Authors: Lisa Jewell
Tags: #General, #Fiction, #Romance, #Last Words, #Fertilization in Vitro; Human
He glanced up at her as she walked in and smiled wanly. ‘Hello, love.’ He’d pulled the mask from his mouth.
‘Hello.’
‘Nice walk?’
‘Yeah, bit hot.’
‘Yeah,’ he said, his gaze drifting towards the window, ‘yeah.’ He’d been indoors for thirteen days now, on that sofa for most of them. If he wanted, he could sit on the balcony, sit in the sun, but Lydia’s dad had locked the door on to the balcony fifteen years ago, locked it and never opened it again. She made him a cup of tea and brought it to him. He held out two big hands, thin-fleshed and cold as a reptile’s. Lydia asked him if he needed anything else, and when he said he didn’t she took her mug of tea and her dog into her own small bedroom and sat on her single bed and tried not to feel guilty about leaving her dad like that, out there on his own, dying for all she knew. She battled the guilt for a moment or two but then she remembered the man he’d been before his lungs had caved in and his body had started to collapse. Not a bad man, but not a good father.

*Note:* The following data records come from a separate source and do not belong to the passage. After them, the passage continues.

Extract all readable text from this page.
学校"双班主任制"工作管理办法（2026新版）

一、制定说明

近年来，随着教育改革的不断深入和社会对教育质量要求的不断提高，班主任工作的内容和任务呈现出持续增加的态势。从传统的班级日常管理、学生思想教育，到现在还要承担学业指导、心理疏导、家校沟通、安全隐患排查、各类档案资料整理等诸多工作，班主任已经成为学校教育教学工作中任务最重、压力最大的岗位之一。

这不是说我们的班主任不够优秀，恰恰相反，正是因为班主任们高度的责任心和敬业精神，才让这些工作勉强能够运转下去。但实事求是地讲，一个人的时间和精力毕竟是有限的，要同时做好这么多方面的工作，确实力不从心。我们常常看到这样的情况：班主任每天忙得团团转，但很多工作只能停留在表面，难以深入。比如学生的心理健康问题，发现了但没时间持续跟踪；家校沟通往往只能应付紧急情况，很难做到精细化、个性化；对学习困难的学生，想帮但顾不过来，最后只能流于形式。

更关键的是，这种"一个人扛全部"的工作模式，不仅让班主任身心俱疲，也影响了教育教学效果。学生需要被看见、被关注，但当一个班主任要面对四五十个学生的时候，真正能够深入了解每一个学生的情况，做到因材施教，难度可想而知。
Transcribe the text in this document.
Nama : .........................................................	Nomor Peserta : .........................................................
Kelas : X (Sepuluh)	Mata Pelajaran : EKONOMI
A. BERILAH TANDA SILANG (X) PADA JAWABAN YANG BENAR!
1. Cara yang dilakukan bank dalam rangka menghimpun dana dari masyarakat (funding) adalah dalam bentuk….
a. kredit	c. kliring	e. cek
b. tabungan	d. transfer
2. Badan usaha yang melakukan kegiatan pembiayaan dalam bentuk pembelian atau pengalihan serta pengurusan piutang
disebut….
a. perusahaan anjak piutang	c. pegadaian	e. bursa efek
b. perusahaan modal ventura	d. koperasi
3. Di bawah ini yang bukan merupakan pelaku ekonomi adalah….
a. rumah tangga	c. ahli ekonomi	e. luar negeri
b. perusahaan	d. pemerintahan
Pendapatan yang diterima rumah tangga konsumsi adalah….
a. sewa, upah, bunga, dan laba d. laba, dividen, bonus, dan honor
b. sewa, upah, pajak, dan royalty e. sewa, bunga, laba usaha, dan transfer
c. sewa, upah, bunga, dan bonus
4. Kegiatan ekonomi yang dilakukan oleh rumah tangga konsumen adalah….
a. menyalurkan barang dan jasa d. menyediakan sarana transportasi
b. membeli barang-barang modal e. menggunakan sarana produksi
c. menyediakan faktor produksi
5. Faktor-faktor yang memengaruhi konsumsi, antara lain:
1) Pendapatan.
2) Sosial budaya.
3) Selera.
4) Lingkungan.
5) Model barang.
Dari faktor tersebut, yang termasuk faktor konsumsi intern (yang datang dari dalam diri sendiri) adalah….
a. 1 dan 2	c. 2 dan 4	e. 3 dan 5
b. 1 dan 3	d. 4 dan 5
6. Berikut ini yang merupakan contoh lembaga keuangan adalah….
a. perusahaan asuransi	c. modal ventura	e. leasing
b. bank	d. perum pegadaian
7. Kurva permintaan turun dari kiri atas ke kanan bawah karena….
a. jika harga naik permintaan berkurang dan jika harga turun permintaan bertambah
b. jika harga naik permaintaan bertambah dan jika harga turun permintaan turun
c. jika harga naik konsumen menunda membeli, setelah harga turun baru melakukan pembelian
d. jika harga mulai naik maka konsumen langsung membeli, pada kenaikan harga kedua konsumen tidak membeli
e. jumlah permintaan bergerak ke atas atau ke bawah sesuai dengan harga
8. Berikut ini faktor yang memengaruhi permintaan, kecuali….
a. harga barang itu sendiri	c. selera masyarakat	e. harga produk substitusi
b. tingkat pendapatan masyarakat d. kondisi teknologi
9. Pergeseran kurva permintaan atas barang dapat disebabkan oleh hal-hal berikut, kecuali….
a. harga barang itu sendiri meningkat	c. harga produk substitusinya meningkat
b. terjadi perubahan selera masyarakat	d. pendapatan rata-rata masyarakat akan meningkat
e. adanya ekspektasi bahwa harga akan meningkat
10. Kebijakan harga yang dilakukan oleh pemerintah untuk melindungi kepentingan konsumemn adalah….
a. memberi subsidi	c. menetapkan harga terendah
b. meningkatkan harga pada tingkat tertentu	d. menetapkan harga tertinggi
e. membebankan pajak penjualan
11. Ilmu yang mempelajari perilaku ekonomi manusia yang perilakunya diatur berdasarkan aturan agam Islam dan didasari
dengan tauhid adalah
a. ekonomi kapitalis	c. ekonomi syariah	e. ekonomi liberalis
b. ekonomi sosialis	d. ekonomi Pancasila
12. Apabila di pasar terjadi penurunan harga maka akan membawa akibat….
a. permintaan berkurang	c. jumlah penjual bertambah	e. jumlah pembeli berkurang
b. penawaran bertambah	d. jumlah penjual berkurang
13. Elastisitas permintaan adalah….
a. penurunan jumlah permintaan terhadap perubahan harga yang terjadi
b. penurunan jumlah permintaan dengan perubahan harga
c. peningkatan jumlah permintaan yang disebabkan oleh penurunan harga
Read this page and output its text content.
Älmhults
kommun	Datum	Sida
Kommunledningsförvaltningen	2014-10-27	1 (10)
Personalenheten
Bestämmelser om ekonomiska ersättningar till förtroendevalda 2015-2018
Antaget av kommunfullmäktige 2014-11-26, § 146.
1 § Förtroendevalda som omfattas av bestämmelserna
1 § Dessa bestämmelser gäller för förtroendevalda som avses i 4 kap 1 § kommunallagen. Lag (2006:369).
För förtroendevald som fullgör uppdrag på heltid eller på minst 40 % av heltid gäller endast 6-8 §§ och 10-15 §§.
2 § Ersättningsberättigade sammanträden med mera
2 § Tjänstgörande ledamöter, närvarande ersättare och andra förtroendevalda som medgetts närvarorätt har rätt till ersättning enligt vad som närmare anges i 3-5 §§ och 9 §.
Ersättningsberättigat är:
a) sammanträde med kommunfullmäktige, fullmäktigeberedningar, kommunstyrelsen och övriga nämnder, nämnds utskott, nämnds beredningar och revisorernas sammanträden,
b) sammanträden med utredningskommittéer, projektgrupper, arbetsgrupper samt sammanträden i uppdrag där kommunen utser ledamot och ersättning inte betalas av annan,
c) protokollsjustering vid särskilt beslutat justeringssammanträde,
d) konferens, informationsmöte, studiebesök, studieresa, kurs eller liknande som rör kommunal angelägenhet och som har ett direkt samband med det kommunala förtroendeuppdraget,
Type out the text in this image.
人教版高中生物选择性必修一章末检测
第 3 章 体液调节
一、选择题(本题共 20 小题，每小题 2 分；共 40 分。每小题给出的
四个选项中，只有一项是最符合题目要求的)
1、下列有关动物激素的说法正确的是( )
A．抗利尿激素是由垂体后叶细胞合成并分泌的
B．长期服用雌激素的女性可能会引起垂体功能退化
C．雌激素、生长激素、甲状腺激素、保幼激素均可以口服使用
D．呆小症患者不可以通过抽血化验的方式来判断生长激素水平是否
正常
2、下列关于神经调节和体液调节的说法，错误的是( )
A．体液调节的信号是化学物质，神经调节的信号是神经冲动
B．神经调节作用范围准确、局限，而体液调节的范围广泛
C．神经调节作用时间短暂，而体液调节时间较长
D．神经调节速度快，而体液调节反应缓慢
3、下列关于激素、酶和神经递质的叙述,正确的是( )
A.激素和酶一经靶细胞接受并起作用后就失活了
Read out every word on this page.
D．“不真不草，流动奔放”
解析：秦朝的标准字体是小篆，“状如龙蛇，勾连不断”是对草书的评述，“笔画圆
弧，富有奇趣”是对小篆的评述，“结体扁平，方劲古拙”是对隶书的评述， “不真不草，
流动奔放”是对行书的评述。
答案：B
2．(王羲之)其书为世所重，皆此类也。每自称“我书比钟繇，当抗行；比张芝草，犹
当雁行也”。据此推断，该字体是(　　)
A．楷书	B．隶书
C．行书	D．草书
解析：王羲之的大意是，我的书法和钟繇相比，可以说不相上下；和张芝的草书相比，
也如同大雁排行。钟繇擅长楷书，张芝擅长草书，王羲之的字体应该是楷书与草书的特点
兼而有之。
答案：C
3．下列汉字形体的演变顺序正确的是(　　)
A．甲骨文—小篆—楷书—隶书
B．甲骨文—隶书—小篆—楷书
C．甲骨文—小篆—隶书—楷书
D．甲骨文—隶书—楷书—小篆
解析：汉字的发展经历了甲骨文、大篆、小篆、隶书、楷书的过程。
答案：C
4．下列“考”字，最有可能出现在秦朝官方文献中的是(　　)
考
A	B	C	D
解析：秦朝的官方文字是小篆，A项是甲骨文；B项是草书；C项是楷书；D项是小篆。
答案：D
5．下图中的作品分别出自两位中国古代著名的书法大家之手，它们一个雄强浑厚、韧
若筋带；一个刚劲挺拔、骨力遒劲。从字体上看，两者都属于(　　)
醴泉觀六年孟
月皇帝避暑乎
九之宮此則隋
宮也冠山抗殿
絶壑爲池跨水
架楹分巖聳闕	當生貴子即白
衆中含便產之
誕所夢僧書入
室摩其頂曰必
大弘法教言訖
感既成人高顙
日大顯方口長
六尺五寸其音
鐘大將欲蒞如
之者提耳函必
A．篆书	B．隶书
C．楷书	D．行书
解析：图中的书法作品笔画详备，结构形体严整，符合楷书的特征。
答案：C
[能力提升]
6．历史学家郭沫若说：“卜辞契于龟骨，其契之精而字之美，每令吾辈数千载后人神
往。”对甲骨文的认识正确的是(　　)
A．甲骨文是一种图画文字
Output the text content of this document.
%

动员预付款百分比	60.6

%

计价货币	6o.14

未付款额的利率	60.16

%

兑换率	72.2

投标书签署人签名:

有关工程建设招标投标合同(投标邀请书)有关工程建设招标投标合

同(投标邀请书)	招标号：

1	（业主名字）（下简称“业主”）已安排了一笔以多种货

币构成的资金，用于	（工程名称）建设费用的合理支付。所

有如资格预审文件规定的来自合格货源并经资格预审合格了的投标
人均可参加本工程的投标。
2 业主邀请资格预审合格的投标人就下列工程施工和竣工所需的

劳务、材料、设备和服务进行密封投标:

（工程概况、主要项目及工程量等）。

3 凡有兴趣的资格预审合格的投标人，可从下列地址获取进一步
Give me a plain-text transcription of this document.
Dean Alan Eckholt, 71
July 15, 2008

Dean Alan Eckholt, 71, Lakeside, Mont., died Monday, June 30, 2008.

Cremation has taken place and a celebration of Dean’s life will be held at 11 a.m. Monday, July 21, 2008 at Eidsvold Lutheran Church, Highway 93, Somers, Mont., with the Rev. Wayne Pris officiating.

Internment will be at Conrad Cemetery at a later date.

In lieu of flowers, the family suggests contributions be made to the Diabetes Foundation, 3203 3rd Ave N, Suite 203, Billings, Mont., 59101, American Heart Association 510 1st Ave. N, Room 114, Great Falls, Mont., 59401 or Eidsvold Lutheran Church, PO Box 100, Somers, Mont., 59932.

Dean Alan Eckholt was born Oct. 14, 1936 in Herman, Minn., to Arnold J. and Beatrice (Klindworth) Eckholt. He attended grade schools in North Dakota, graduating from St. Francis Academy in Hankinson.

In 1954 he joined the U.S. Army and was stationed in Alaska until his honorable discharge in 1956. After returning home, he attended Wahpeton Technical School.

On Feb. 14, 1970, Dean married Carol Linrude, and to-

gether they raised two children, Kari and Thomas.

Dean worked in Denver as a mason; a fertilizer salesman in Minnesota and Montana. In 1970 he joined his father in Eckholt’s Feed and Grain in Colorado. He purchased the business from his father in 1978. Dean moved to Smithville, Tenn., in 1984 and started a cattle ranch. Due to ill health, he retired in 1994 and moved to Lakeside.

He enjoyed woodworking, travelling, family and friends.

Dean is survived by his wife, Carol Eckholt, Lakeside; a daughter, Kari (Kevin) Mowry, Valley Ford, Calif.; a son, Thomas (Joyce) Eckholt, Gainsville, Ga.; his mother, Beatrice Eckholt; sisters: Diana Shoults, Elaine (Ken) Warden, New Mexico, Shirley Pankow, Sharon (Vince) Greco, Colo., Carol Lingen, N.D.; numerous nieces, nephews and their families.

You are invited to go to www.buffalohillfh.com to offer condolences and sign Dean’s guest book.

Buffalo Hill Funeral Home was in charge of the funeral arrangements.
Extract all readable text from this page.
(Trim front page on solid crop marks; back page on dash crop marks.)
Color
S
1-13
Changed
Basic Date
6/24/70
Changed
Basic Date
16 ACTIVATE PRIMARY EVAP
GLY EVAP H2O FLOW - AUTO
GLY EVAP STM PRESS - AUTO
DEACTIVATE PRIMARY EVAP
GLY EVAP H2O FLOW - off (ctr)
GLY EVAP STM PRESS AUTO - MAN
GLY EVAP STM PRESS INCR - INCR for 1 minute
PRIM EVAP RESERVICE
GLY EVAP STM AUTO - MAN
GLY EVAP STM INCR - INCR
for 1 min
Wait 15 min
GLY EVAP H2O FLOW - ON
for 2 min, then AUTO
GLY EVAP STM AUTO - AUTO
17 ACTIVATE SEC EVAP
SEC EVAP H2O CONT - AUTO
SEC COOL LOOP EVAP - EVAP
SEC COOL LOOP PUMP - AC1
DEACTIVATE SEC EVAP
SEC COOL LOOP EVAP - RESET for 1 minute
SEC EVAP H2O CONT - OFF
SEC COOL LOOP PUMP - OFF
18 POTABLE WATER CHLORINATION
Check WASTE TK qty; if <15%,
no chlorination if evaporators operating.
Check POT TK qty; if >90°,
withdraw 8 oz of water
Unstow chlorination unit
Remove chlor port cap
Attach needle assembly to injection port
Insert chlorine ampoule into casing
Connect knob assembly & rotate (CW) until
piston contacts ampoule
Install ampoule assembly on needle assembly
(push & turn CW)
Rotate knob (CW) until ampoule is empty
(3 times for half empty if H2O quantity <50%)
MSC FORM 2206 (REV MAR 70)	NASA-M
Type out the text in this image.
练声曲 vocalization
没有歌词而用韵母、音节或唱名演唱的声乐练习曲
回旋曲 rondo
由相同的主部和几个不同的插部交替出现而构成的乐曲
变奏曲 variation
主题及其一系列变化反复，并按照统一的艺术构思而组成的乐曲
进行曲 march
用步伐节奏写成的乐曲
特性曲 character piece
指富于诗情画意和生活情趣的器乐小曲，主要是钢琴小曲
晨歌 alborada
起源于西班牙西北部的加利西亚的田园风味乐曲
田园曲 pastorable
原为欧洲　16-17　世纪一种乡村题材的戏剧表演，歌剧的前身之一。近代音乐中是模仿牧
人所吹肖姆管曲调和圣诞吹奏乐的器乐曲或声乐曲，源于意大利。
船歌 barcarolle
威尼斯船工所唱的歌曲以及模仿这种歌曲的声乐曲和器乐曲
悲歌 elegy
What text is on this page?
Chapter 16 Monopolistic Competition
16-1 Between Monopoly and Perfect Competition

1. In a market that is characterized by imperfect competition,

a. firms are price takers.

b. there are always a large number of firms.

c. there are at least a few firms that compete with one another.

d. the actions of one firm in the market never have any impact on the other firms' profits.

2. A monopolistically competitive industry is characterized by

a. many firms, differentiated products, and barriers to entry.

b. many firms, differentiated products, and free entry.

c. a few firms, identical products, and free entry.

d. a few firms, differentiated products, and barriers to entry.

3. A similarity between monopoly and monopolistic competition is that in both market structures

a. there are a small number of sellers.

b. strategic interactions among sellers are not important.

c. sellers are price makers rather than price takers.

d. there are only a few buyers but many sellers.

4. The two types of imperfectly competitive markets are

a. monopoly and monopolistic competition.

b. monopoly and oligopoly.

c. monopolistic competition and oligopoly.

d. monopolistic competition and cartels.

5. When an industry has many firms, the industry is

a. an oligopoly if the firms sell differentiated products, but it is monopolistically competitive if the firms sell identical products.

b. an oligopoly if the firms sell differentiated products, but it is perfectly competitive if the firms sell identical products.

But he was nice to her now, nice now that she was all he had.
Lydia stared around her room, at the grubby magnolia walls with the hint of cyclamen pink skulking beneath. Her father had painted Lydia’s room only a few days after her mother died. She’d watched in despair as the dun-coloured paint had been slopped over the bright pink. It was as if he was painting away her happiness. Nowadays the magnolia suited her. She found it hard to imagine she’d ever been the kind of little girl who would have wanted her bedroom to be pink.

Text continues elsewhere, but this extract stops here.